Thursday 5 June 2008

If's, And's, and Man-I-Wish-I-Was-That-Good's

If Momma hadn't grown up in an ultra-conservative household where she was told that landscape architecture was "a good avocation, but not a good occupation" for a woman, she wouldn't have gone into the traditionally female field of nursing. If my mom hadn’t been working as a nurse at the hospital in Clermont and taking care of a friend of my dad’s who'd been in a car wreck, they wouldn’t have gotten together. If they hadn’t gotten married, I wouldn’t have the hella-cool last name of “Slaughter”. If I hadn’t been born a Slaughter, chances are I wouldn’t have been brought up as a die-hard Gator. If I hadn’t been born a Gator, it wouldn’t have been my life’s goal to attend UF. If I hadn’t attended UF, I wouldn’t have expanded my mind with highly stimulating courses like Anatomy. If I hadn’t taken Anatomy my sophomore year, I never would’ve heard about the women’s rugby team at UF. If I hadn’t played rugby for UF, I wouldn’t have gone to the 2000 Mardi Gras tournament in New Orleans.
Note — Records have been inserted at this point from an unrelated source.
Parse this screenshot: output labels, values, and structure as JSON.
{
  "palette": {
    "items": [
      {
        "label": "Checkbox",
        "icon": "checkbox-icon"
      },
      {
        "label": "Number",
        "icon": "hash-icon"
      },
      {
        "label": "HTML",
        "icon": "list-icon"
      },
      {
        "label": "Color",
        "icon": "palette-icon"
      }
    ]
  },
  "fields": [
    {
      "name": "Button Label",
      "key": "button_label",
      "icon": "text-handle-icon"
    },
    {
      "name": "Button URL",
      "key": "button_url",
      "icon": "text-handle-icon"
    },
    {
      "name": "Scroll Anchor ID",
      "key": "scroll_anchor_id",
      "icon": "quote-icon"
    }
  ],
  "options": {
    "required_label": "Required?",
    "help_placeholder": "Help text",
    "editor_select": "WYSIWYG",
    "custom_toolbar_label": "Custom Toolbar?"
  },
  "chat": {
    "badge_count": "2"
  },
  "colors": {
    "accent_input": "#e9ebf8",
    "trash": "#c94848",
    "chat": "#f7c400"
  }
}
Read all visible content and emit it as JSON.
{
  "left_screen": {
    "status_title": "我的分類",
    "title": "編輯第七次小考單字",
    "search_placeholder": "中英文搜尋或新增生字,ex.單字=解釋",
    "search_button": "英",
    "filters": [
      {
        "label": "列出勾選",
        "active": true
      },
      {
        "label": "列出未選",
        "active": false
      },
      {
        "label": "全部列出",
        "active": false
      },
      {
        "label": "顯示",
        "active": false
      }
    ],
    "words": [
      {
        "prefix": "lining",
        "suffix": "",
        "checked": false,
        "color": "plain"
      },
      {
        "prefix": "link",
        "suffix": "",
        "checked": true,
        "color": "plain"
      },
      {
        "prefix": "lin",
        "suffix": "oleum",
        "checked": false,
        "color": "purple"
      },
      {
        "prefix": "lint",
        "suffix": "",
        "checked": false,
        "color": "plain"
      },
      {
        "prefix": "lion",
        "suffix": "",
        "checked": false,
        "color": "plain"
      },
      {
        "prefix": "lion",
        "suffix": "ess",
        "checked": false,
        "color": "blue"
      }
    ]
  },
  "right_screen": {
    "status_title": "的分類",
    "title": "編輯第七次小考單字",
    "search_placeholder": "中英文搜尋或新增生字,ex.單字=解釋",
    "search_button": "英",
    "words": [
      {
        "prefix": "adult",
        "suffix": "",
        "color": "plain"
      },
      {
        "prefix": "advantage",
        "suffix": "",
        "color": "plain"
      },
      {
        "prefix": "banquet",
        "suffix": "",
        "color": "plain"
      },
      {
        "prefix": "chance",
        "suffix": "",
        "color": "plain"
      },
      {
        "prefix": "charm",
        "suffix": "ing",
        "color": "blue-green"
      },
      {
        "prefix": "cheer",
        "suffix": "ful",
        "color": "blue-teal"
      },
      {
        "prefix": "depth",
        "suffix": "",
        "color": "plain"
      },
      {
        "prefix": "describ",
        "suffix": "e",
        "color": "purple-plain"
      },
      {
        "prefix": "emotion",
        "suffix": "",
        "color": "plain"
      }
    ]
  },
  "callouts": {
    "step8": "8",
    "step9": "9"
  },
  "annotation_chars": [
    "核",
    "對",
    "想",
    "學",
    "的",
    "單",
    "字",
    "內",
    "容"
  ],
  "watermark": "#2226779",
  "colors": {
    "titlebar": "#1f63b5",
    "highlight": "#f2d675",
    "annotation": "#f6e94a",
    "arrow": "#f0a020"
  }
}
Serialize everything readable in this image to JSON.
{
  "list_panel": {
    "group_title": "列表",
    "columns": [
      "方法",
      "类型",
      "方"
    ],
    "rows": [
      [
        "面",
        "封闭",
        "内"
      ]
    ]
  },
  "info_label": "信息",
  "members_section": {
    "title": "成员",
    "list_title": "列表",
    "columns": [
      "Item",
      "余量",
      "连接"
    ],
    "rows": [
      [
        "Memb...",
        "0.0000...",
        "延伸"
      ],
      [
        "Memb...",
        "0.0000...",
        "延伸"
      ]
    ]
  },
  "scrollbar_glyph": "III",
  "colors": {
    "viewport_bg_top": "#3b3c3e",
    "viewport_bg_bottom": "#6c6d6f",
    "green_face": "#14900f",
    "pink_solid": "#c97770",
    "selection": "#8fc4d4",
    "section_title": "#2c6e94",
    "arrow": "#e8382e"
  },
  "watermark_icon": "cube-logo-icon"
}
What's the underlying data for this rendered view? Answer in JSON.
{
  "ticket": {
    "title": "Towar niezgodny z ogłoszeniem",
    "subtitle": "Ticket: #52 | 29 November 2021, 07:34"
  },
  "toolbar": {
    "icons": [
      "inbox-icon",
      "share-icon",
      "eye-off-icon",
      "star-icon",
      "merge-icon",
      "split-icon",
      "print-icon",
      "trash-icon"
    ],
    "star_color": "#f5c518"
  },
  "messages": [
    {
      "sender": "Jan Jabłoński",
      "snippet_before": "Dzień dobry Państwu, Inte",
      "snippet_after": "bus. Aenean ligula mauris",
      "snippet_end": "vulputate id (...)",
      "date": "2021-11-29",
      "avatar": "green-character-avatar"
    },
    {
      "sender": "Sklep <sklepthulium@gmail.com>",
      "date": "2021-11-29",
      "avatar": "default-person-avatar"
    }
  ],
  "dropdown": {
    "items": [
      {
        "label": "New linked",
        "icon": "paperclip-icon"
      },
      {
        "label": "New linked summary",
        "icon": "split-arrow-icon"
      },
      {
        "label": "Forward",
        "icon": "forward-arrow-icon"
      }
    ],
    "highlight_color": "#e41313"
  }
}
If our coach hadn’t dropped the ball and had actually officially signed us up to play at the tournament, I never would’ve picked up with the North Carolina girls. If I’d never met the UNC rugby girls, I never would’ve lived in Chapel Hill. If it weren’t for living in Chapel Hill, I never would’ve heard of “Love, Actually”. If I hadn’t bought the “Love, Actually” DVD for my sister and watched the bonus interview with the director, I wouldn’t have noticed “Both Sides Now” being played during the scene where Emma Thompson realizes her husband has been having a mental affair with his secretary. If I’d never discovered “Both Sides Now”, I probably wouldn’t have been as humbled as a songwriter as I was when I found out Joni Mitchell wrote this song when she was 21 years old!

Twenty-one just happens to be the age when I really started crunching out songs, but they sure as heck weren’t as insightful and universal as this one:

Joni Mitchell

Both Sides Now


Rows and floes of angel hair
And ice cream castles in the air
And feather canyons everywhere
I’ve looked at clouds that way
But now they only block the sun
They rain and snow on everyone
So many things I would have done
But clouds got in my way

I’ve looked at clouds from both sides now
From up and down, and still somehow
Its cloud illusions I recall
I really don’t know clouds at all

Moons and Junes and ferris wheels
The dizzy dancing way you feel
As every fairy tale comes real
I’ve looked at love that way
But now its just another show
You leave ‘em laughing when you go
And if you care, don’t let them know
Don’t give yourself away

I’ve looked at love from both sides now
From give and take, and still somehow
Its loves illusions I recall
I really don’t know love at all

Tears and fears and feeling proud
To say I love you right out loud
Dreams and schemes and circus crowds
I’ve looked at life that way
But now old friends are acting strange
They shake their heads, they say I’ve changed
Well something’s lost, but something’s gained
In living every day

I’ve looked at life from both sides now
From win and lose and still somehow
Its life’s illusions I recall
I really don’t know life at all
I’ve looked at life from both sides now
From up and down, and still somehow
Its life’s illusions I recall
I really don’t know life at all


Holy crap. Should every up-and-coming female singer-songwriter measure herself against this standard? Yes. Is it fair? Yes. Because there’s already too much overly-specific garbage out there about getting hurt by some guy or unrequited love or some other such BS. And yes, those are the kinds of songs I wrote when I was 21. But if you settle for creating trite junk just to make yourself feel better, don't expect to ever be considered great. I just wasn’t as smart or as talented as Joni Mitchell! Why God, why!??!!??? Well, because there can only be, like, ten in a million great singer-songwriters every generation. We can all get better the more we do anything, but some of us have a little bit extra, kind of like an athlete who has an extra gear no one else seems to have. That isn't to say that there aren't people (e.g. friends and family) who will appreciate or even enjoy your pain-driven musical memoirs, in the same way that even a mediocre athlete has fans rooting him on. But if you're gonna do anything, why settle for being just okay?

What makes a great song? First of all, the melody. It has to be catchy and stick in the listener's head. The lyrics have to be poignant and relevant in at least some small way to anyone who hears it.

Have I written any great songs? I can name one, called "Optimism". However, it is instrumental. It's the purest thing to ever come out of me; I wrote it for this kid I thought I was in love with in college (maybe I was, who knows?). I still get this soaring sentiment whenever I play it. So no lyrics - it was never intended to have lyrics because what I felt couldn't be articulated and to attempt to do that would only water it down.

But I digress. If I'd never played rugby, I never would've met the Men of My Life (a song title from my first record, Several Realizations Ago) who inspired my preferred art form. If I'd never gotten into writing songs, I'd probably be in a mental institution.

What does all this mean? I have no freaking idea.